I refuse to go into greater detail about where Tolkin's magnificent, fair-minded screenplay leads us. The film hinges on surprise (in surprising ways), and it would be unfair to deny them to you. I'll only say that, whenever I expose new viewers to this film, when it's all over, they rub their eyes and stay silent for a while. It's one of those films that leaves you with very little to say, because it says it all so brilliantly. Mimi Rogers is insanely perfect in the lead, hitting more notes than in a Mozart symphony; I dare say few actresses have ever sidled up to a more challenging role and nevertheless hit every beat required of them as spot on as Rogers does. She's absolutely remarkable in it.
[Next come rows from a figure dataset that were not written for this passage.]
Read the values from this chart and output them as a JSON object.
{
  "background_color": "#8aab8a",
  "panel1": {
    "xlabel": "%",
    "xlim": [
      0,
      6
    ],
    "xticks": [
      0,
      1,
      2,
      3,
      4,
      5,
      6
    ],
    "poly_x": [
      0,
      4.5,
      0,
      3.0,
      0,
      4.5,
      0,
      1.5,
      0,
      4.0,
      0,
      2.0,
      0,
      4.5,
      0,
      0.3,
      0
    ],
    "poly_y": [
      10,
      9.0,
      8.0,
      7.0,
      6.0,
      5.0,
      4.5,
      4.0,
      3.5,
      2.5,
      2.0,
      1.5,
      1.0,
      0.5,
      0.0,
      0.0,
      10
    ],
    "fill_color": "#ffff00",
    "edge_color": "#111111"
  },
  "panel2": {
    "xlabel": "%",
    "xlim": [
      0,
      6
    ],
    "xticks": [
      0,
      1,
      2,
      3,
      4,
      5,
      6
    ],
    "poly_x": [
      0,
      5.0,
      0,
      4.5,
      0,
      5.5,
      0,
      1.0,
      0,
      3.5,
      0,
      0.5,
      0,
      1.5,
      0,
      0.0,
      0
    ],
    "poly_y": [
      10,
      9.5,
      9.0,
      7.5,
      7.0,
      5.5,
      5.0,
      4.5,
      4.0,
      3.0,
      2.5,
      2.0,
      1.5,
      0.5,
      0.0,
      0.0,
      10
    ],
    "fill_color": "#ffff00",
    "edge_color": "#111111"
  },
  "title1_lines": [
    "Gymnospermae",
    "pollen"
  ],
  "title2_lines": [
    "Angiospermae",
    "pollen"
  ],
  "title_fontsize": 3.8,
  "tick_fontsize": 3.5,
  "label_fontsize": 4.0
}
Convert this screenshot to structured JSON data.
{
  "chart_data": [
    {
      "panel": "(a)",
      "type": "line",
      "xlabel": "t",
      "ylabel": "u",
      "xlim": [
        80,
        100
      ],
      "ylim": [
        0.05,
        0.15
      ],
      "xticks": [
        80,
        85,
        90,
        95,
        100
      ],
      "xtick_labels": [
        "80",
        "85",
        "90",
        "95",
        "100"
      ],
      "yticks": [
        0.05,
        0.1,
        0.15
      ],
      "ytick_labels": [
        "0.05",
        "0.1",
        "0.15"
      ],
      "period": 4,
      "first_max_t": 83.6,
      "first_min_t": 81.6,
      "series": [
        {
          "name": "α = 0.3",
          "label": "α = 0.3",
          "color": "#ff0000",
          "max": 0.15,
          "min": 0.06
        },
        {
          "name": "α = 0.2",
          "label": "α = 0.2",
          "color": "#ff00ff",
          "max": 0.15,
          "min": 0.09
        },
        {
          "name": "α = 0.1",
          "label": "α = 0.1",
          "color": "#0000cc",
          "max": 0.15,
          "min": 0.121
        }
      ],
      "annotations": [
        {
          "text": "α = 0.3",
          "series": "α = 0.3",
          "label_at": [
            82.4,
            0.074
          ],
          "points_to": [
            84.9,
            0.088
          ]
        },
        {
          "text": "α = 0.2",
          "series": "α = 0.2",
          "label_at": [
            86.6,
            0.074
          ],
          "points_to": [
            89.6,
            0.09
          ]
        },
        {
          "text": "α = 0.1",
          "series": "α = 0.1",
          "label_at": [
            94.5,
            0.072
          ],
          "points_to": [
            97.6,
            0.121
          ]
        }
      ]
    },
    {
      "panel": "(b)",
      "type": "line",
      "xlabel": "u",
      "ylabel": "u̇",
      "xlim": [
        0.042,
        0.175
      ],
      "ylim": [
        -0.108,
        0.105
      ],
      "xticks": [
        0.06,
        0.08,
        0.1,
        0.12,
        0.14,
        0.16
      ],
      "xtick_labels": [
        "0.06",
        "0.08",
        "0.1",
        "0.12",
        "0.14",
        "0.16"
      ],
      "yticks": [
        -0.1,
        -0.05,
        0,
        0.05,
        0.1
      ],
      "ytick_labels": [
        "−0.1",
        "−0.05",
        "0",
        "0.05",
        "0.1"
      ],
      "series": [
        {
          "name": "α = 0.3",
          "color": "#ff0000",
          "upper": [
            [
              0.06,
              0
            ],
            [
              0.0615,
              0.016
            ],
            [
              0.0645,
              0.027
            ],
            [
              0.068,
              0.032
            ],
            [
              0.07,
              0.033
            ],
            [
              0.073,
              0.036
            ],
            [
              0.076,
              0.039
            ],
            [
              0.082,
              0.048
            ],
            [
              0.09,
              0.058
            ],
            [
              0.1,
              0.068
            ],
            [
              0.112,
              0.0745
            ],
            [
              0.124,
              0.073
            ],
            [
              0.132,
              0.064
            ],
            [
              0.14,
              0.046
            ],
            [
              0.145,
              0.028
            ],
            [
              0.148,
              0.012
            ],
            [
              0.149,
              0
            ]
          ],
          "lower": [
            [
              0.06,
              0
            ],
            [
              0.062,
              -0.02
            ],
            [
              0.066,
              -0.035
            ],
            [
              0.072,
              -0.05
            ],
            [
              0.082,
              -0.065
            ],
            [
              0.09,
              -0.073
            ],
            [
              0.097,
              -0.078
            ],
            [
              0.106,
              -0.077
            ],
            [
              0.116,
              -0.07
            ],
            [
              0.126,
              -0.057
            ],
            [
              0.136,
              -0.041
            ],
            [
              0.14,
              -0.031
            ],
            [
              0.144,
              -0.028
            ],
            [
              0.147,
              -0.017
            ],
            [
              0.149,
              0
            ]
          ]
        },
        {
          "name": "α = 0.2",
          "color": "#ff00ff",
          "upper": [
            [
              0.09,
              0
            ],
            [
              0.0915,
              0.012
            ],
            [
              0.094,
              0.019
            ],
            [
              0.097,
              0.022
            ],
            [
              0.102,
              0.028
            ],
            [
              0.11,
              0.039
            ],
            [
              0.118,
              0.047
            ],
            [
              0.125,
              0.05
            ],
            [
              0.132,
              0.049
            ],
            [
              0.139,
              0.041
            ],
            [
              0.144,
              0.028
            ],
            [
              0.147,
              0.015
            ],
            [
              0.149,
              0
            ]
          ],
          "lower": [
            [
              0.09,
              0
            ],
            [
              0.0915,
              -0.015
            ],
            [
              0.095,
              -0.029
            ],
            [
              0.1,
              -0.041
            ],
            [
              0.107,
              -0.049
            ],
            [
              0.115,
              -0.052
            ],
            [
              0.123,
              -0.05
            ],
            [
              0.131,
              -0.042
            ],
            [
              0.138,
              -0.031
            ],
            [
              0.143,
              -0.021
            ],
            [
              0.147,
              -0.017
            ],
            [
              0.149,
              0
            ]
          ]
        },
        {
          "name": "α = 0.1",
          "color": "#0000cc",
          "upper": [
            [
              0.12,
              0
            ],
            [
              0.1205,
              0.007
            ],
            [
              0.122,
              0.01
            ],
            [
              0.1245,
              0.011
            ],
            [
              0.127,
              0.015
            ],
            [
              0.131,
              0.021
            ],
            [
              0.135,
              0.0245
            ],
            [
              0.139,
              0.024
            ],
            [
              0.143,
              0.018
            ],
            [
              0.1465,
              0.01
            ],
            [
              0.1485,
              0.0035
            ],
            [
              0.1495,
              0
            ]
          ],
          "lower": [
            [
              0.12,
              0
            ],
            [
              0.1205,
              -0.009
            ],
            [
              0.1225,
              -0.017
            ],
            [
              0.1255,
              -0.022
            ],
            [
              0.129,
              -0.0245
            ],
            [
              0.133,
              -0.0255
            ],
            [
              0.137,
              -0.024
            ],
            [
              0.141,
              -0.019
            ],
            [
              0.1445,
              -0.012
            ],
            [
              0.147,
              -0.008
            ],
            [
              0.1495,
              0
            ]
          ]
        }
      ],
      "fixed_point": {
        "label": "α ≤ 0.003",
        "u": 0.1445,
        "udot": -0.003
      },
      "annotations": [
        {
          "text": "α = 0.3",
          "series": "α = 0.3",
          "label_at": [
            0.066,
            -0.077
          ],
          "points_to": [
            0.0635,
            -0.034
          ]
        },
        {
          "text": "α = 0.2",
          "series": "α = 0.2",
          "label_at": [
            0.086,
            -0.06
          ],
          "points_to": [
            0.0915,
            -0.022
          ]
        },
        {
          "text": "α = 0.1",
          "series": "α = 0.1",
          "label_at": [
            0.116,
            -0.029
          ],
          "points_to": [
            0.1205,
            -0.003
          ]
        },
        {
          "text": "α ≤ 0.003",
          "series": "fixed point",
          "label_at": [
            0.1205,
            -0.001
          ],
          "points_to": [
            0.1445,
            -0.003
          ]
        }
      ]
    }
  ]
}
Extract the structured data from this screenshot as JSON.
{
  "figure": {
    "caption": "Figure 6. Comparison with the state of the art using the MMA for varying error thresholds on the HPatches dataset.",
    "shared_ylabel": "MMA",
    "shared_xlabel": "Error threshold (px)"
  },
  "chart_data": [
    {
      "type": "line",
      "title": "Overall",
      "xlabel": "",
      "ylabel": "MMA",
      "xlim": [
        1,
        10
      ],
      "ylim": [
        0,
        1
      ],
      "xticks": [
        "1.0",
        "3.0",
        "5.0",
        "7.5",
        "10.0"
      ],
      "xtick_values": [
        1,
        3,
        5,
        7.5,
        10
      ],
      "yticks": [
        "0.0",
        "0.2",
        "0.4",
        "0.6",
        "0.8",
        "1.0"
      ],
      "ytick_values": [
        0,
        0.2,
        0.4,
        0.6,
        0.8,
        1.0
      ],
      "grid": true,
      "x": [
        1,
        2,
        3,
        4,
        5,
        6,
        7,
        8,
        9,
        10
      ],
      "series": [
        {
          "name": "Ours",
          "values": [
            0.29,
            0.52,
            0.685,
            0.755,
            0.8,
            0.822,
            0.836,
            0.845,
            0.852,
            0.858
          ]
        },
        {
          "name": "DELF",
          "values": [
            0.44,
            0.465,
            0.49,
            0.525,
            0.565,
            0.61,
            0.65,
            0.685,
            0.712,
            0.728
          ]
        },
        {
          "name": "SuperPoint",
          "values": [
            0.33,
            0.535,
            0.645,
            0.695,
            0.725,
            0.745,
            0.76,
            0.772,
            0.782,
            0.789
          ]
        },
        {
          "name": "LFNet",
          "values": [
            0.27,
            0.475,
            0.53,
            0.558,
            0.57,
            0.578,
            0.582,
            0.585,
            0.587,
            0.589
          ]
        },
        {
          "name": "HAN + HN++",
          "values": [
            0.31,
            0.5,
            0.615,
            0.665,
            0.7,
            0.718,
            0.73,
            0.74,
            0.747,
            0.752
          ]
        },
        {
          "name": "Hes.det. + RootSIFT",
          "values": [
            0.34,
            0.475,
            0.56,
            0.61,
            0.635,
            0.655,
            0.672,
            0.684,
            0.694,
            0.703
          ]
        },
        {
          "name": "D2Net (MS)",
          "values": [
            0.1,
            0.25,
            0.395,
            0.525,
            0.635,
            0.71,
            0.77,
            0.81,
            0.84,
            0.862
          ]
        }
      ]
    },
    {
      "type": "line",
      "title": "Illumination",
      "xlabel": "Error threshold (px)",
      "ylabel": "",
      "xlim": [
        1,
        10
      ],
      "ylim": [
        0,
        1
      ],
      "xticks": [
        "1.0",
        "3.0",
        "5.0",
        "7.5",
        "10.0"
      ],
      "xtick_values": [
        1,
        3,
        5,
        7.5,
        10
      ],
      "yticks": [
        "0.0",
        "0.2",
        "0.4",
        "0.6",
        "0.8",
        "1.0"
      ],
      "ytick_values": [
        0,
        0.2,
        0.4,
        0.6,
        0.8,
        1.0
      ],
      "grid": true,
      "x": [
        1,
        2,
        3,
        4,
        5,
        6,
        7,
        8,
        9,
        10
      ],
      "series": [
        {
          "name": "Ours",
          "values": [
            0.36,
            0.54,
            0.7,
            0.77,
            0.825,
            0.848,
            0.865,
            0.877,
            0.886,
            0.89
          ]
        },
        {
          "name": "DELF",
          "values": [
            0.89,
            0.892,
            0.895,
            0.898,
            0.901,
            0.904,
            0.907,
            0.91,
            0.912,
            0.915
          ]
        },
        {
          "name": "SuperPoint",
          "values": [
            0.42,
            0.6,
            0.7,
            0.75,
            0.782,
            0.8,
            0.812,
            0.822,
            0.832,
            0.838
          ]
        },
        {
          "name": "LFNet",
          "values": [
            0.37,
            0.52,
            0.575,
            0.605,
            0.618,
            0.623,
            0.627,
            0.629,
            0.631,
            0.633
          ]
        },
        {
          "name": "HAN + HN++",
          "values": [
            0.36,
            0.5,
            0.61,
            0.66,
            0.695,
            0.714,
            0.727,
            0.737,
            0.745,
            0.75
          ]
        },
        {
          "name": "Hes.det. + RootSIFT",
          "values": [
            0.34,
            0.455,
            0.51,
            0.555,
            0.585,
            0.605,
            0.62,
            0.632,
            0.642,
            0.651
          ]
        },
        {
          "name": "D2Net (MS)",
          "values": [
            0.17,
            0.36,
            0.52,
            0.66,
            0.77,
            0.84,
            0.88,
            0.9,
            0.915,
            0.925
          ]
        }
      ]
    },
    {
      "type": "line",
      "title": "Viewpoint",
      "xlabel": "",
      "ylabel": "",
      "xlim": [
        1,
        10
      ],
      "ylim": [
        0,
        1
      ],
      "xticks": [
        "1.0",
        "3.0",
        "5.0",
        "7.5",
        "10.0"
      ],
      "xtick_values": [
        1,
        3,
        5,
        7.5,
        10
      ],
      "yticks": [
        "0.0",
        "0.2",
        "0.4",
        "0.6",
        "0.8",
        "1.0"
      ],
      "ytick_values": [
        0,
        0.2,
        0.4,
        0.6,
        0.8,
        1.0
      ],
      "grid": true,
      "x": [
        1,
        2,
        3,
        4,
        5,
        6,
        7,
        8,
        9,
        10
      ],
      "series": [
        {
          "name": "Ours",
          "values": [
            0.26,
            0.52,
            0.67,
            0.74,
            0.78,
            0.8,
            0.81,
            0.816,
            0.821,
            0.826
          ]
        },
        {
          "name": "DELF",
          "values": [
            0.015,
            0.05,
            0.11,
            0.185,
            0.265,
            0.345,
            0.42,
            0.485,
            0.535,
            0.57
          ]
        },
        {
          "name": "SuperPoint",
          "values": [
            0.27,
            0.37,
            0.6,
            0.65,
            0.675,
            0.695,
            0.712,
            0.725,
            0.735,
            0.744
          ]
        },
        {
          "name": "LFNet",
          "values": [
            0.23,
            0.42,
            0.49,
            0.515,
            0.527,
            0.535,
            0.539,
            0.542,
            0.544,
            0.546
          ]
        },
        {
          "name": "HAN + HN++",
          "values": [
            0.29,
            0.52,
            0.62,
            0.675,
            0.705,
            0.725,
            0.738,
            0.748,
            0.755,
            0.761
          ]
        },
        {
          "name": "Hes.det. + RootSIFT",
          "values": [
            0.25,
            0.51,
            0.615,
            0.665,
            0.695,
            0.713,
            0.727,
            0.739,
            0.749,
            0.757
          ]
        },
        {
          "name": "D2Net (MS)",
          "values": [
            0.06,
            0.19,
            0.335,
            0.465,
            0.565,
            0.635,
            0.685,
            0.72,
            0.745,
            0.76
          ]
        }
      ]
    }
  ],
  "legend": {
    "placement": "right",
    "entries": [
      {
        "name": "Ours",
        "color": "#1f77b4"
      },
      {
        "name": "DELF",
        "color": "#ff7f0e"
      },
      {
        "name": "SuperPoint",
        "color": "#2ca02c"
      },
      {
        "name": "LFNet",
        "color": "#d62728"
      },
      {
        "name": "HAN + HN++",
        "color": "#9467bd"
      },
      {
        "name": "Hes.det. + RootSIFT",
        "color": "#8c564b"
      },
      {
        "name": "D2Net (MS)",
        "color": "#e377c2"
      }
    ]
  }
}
I also like the greasy Duchovny and especially Will Patton, who arrives in the third act playing against type as a good-hearted police officer who arrives as an angel of sorts to help Sharon and her daughter through difficult times. And, while The Rapture's inevitable climax, though helped by Thomas Newman's terrifying score, could have possibly used a bit more money to up its production values, I'm still kind of glad they kept things on a small scale. This is a film about people and ideas, not about special effects and, besides, I think the low-budgeted images make the film all the scarier. Because, in the end, The Rapture is about fear and how it's mingled forever with faith, and about the responsibility God--if there IS a God--has towards those who dare question his blind judgement.
I absolutely love this movie and have seen it many times and always have the same awestruck reaction. It's incredible, completely unforgettable, and now I need to watch it again! Thanks also for the heads-up on "Melancholia" and "Another Earth". I long for serious treatments of these themes, and it looks like I might find some this movie season. Wonderful post, Dean!